Let $\displaystyle BC\parallel O_1O_2, \ C\in (O_1A)$
In the right triangle CAB apply Pitagora:
$\displaystyle BC^2=AC^2+AB^2\Rightarrow 400=(11-r)^2+19^2$
Now solve the quadratic. Remember that $\displaystyle r<11$
Hi magentarita,
Ok, here's what I think.
In my diagram I have drawn a line from the center of the larger gear to the tangent point of the smaller gear.
Use the Pythagorean Theorem to find its length.
$\displaystyle c^2=11^2+19^2$
$\displaystyle c=\sqrt{482}$
Find angle DBA using Arctan.
$\displaystyle \arctan \frac{19}{11}\approx 59.9314$
Angle BAC is also 59.9314 since alternate interior angles are congruent (BD and CA are parallel because we have two lines perpendicular to the same line)

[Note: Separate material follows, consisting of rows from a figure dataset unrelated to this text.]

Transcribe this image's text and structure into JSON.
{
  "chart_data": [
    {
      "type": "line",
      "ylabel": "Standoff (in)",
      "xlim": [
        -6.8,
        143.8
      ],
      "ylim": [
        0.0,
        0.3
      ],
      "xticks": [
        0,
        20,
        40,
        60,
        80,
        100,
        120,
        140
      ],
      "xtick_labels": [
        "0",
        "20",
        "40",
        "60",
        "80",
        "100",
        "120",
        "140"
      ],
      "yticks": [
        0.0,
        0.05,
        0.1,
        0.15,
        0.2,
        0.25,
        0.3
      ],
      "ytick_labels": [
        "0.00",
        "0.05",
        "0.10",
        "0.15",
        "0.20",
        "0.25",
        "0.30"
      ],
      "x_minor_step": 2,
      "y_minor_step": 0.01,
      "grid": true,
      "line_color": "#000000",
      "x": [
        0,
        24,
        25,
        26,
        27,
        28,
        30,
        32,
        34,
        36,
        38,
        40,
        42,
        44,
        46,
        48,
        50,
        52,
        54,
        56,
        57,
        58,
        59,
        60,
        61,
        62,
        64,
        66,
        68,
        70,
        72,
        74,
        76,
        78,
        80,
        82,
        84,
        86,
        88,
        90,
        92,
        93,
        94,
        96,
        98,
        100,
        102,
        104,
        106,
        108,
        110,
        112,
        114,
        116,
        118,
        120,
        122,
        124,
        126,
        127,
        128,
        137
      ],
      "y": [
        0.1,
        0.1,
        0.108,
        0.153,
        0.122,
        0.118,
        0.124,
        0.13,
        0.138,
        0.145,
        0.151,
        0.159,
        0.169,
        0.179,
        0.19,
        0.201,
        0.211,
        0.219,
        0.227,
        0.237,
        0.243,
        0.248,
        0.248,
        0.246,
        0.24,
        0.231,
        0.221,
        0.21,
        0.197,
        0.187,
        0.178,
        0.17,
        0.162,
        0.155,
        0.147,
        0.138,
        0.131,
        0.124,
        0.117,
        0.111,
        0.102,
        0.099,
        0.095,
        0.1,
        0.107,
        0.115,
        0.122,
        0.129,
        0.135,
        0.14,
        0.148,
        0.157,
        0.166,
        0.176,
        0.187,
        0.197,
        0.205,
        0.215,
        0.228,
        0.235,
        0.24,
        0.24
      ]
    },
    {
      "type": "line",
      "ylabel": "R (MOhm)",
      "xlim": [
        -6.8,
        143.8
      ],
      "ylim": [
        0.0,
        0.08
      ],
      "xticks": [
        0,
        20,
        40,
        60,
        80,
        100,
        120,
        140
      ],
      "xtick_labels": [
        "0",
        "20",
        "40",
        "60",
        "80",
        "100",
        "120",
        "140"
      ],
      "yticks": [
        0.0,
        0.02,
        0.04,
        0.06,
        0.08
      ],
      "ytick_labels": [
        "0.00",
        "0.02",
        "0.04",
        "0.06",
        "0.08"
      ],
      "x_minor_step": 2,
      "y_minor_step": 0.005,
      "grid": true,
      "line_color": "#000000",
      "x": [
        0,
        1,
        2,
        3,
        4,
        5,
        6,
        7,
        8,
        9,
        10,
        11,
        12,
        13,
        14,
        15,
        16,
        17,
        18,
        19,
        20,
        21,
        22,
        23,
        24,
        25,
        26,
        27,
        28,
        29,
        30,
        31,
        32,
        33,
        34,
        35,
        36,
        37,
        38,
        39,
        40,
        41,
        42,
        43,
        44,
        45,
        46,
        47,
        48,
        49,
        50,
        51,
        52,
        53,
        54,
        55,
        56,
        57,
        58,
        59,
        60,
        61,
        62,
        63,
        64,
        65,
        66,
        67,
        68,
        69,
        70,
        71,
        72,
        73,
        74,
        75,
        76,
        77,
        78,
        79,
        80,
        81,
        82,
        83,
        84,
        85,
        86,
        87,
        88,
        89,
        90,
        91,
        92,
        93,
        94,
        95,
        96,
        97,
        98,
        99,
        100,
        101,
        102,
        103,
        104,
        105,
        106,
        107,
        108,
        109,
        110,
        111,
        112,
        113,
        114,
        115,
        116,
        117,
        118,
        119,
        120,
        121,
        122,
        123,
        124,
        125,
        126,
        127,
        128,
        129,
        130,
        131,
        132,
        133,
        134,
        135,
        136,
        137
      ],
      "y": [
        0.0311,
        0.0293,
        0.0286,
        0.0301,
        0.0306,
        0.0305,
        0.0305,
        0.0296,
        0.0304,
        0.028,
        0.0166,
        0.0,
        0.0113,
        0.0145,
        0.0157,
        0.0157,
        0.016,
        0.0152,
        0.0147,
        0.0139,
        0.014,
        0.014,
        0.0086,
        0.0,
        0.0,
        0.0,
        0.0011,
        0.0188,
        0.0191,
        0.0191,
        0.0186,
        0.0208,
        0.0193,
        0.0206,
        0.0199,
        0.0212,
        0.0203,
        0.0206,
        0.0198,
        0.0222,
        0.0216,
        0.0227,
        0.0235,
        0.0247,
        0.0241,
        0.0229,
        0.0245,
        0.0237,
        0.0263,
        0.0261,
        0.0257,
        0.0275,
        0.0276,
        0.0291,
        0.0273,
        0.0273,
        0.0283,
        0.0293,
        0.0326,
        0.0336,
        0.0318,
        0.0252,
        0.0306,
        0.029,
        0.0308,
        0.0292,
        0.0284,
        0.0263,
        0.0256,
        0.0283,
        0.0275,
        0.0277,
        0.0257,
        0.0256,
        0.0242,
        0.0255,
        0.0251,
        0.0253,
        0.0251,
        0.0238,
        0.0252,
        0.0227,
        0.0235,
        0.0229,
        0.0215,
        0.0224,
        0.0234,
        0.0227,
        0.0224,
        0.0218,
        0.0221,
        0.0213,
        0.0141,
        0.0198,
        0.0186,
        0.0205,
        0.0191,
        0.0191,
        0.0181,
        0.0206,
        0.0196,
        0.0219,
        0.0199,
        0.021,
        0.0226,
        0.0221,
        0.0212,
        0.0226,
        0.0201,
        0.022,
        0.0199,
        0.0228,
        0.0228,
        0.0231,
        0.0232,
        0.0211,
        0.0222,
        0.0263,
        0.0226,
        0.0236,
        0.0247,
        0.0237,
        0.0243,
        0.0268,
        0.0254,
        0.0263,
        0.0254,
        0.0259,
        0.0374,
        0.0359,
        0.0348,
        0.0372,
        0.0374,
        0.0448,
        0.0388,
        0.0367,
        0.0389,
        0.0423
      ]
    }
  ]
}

Now look at triangle ABC. We know $\displaystyle c=\sqrt{482}$, a = 20, and angle BAC = 59.9314.
Use the Law of Cosines.
$\displaystyle a^2=b^2+c^2-2bc \cos A$
$\displaystyle 20^2=b^2 + (\sqrt{482})^2-2b(\sqrt{482}) \cos 59.9314$
This all boils down to
$\displaystyle b^2-22b+82=0$
Apply the quadratic formula to get your 2 results. One you have to throw away because it is bigger than the larger gear radius.
Now you have your answer.